I saw tears well up in the girl's eyes and felt the fight go out of her with a sob. The commander fumbled with his belt, he must have been at the flowers again because he stared at his buckle for a moment as if he'd never seen it before. I loosened my grip on her wrists and hoped that she could get away. But all she did was cry. She looked up at me without hatred or spite, just a pained, silent plea for help. The commander tore her thin shift down the middle and mauled her small breasts.
As the shift tore and Myra sobbed I felt a terrible breaking pain deep inside of me. I leveled my gaze at Commander Hale and felt something boil up in me that I hadn't felt in half a century: Rage, mindless, blind, hateful, overpowering, stomach-churning, white-hot, rage. It felt sickening and nurishing, wicked and righteous all at the same time. It felt good, familiar, like the old days. I looked into Hale's face and was offended by him.
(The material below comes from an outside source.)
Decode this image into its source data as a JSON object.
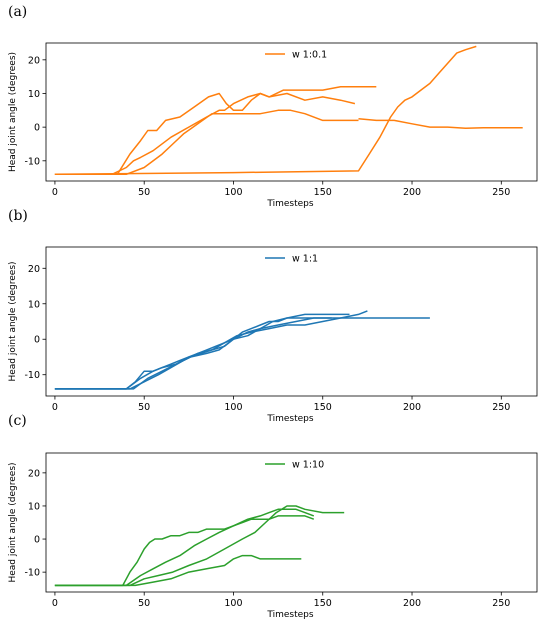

What right did this man have to cause such harm? What crime did this child commit that justified her harm? What crime did this village commit to justify being destroyed? None! The only crime committed was by my so-called comrades. And the crime about to be committed by my most beloved commander Hale.
"Commander Hale," I said in a voice that did not belong to an old man.
"What?!" he said as my sword flashed out.
"I mean to kill you sir," the look of shock and pain on his face brought me great satisfaction.
It was a shallow enough thrust, I used it to get his attention, it probably didn't even pierce his heart. But the second thrust most certainly did; the tip of my sword reappeared a good fourteen inches out the back of the man. He drew in a breath to scream, but I cut it short with a gnarled hand clamped around his windpipe. I watched the pitiful little man die, I struck quickly enough that only a small amount of blood escaped, it was almost as if his blood was a surprised at my strike as he was. I gently placed the body on the ground and withdrew my sword. Then he did bleed, a great sticky puddle that appeared black in the dark.
I looked at the terrified girl and was suddenly aware that she was about to scream. I moved more swiftly than I had in years and gently covered her mouth. I pulled my cloak from my shoulders and and wrapped her in it. I picked her up and looked at the burning ruin of Myra's unnamed home. I wanted to kill them all, the monsters who had done this horrific thing to so many innocents. But I was too old at the time. I would have to wait to punish the Dynesmen, and I was patient.